On Wednesday, the US Bureau of Economic Analysis unveiled the latest round of price inflation data, which fell in line with predictions across the board. A 2.3% year-on-year increase in prices, not far off the Fed’s target of 2%. The exclusion of food and energy from the index provided a higher figure of 2.8% although this too was hardly eyebrow raising. The publication provoked almost no reaction in the FedWatch, a tool showing the odds of the next Fed decision based on the positioning of interest rate traders.

November 29, 2024

Market watch: 27th November 2024

A number of events have shifted market sentiment early this week. The first is the nomination of Scott Bessent to the post of Treasury Secretary. Bessent is widely viewed as a credible bridge between Trump’s more aggressive stance on foreign trade and the traditionally tame approach to such matters. Although higher tariffs will still be pushed through, they are now expected to be imposed gradually, allowing for a more stable transition. Financial markets seemed to breathe a sigh of collective relief following the decision, leading the Dow to consecutive record highs over the past two sessions and the S&P 500 to a new all-time high on Tuesday.
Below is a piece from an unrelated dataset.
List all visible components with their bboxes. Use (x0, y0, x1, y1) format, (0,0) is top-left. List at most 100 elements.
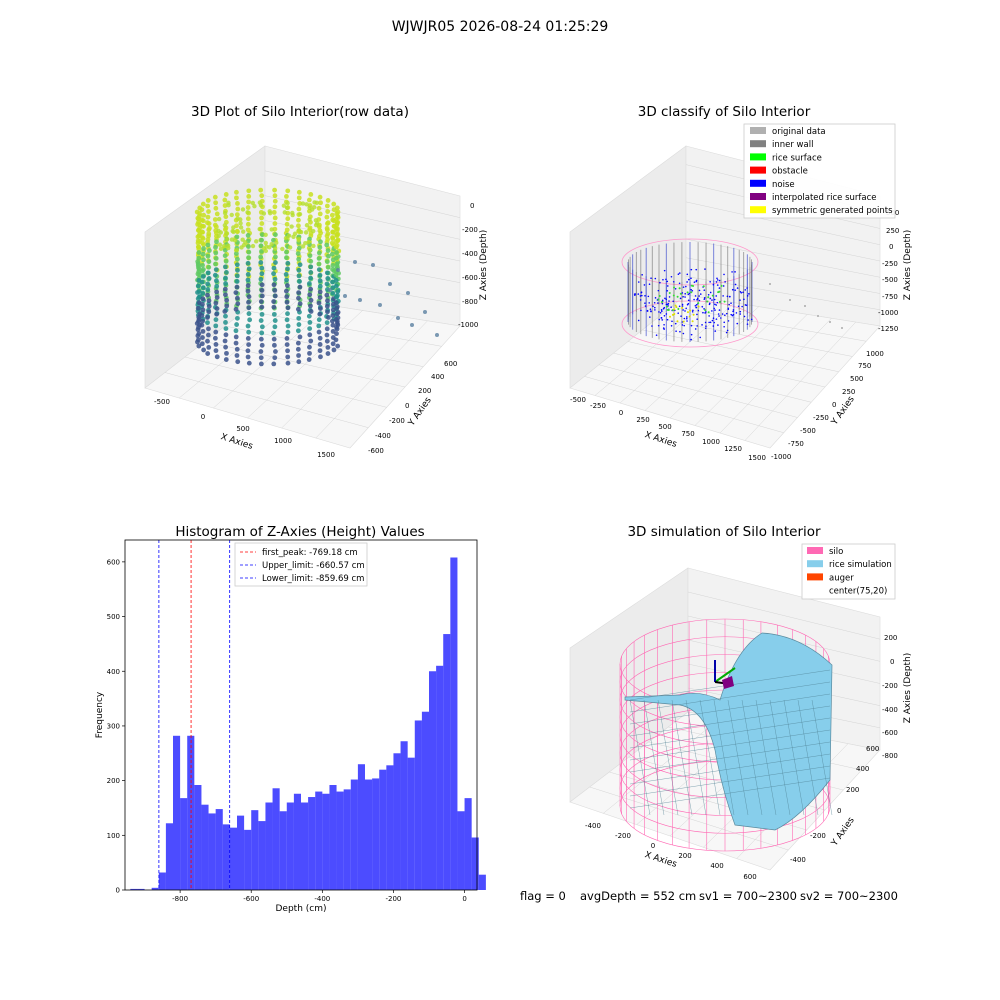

The second development is an apparent ceasefire in the Middle East. The agreement between Israel and Lebanon, brokered over the last few days, took hold at 4am local time today and requires both parties to stand down for an initial period of two months.

The combined events drove a flight from Gold on Monday, causing the precious metal to fall an impressive 3.3%, or $90 per ounce. Oil prices also fell sharply, Brent Crude declining to $72 a barrel and WTI to $69. The sell-off even extended to the crypto markets, forcing Bitcoin down 5% on Monday after a failed attempt to breach $100k.

With all drama, one could be forgiven for overlooking the FOMC minutes released last night. The transcript of the meeting held on the 7th of November revealed a level of uncertainty among board members. Mixed view were expressed; the path forward not so clear. The Fed will likely maintain a wait-and-see approach and sees no reason to rush forward with further rate cuts. The central bank does in fact have a decent amount of room to manoeuvre and seems unwilling to make any rash decisions. The next rate decision is still three weeks away and current CME odds favour a 25 bps cut, although no change is still very much on the cards.

Later today, the Fed’s preferred inflation gauge will be released in the form of the PCE price index and members will no doubt pore over the data with a fine-tooth comb. US markets are closed on Thursday in observance of Thanksgiving. They will also close early on Friday.